Southwest Airlines is facing a $12-million fine after air safety regulators said the airline didn't comply with maintenance regulations on its Boeing 737 jetliner fleet.
The Federal Aviation Administration is proposing the civil penalty against Southwest. It would be the second-largest fine in FAA history.
Since 2006, the agency said in a statement, the airline and its contractor, Aviation Technical Services based in Everett, Wash., have broken rules related to maintenance work while conducting an “extreme makeover” on the aluminum skins of some planes. Two of the planes with known maintenance problems were used for more than 20 passenger flights before the issues were fixed, the agency said.

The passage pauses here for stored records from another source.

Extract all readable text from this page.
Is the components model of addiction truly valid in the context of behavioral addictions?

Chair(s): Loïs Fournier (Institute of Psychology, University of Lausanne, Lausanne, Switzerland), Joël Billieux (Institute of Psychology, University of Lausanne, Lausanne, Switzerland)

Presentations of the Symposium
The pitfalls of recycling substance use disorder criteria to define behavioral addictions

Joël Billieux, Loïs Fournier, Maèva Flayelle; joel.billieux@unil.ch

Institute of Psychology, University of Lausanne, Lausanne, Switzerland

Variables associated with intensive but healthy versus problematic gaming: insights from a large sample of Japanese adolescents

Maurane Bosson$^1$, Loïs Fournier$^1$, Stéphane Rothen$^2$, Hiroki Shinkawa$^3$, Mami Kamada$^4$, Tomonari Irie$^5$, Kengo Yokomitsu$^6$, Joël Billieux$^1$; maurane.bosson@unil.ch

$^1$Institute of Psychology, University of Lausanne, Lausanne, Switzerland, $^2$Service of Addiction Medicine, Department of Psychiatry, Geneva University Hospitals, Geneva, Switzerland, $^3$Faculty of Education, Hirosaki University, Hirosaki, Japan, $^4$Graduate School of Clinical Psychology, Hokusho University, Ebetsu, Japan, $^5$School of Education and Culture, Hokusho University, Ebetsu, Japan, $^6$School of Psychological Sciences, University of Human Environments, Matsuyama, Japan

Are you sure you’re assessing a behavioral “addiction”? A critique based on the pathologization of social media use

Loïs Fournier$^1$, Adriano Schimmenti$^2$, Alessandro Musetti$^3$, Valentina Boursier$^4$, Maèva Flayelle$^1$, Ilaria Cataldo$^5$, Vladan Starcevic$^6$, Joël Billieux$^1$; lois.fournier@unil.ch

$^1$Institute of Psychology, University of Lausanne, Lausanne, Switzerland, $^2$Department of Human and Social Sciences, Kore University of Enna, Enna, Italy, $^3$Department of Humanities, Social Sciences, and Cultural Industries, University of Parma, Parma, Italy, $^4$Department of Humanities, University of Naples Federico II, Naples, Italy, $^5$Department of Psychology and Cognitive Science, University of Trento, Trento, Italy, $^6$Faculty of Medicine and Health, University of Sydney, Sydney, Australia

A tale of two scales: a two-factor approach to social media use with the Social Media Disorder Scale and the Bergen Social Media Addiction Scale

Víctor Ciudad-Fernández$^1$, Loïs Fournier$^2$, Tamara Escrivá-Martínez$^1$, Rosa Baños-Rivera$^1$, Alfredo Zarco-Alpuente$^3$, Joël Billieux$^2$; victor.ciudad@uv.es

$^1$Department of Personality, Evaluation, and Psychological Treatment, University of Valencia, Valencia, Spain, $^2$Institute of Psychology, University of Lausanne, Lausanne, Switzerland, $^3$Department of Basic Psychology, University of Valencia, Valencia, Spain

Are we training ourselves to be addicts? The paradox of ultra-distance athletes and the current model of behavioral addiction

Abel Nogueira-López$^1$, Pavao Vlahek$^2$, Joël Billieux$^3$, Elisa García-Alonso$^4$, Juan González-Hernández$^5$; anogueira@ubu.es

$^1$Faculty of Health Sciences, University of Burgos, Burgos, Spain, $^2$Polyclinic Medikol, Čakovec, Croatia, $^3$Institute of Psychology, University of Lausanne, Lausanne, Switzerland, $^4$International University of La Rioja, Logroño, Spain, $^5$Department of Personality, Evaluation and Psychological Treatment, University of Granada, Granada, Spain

The agency says that Southwest and its contractor were doing the work on the fuselage skins of 44 airplanes to prevent them from cracking. The FAA said the violations were that:
- Workers applied sealant underneath new skin panels, but then didn’t install all of its fasteners in time for the sealant to be effective, the agency said in a statement. This could cause gaps between the skin and the plane surface, eventually leading to possible corrosion, the FAA said.
- Contractors didn’t properly place the planes on jacks or stabilize them while work was being done, leaving the frame vulnerable to shifts that could lead to problems later.
- On the two planes used for 20 flights, Southwest had failed to comply with an FAA directive requiring the airline to install equipment to address lightning strikes on some components.
“Safety is a top priority, and that means holding airlines responsible for the repairs their contractors undertake,” said U.S. Transportation Secretary Anthony Foxx. “Everyone has a role to play and a responsibility to ensure the safety of our transportation system.”
In a statement, Southwest Airlines said the agency’s letter includes repair issues “that were addressed several years ago.”
“Having fully resolved the repair issues some time ago, none of the items raised in the FAA letter affect aircraft currently being operated,” the airline said. “Safety is paramount and we always strive for full compliance with established and approved processes and procedures.”
The airline says it’s committed to “enhancing” internal procedures and oversight of repair vendors. The company said it would respond to the FAA’s allegations.
It has 30 days to respond to the proposed penalty.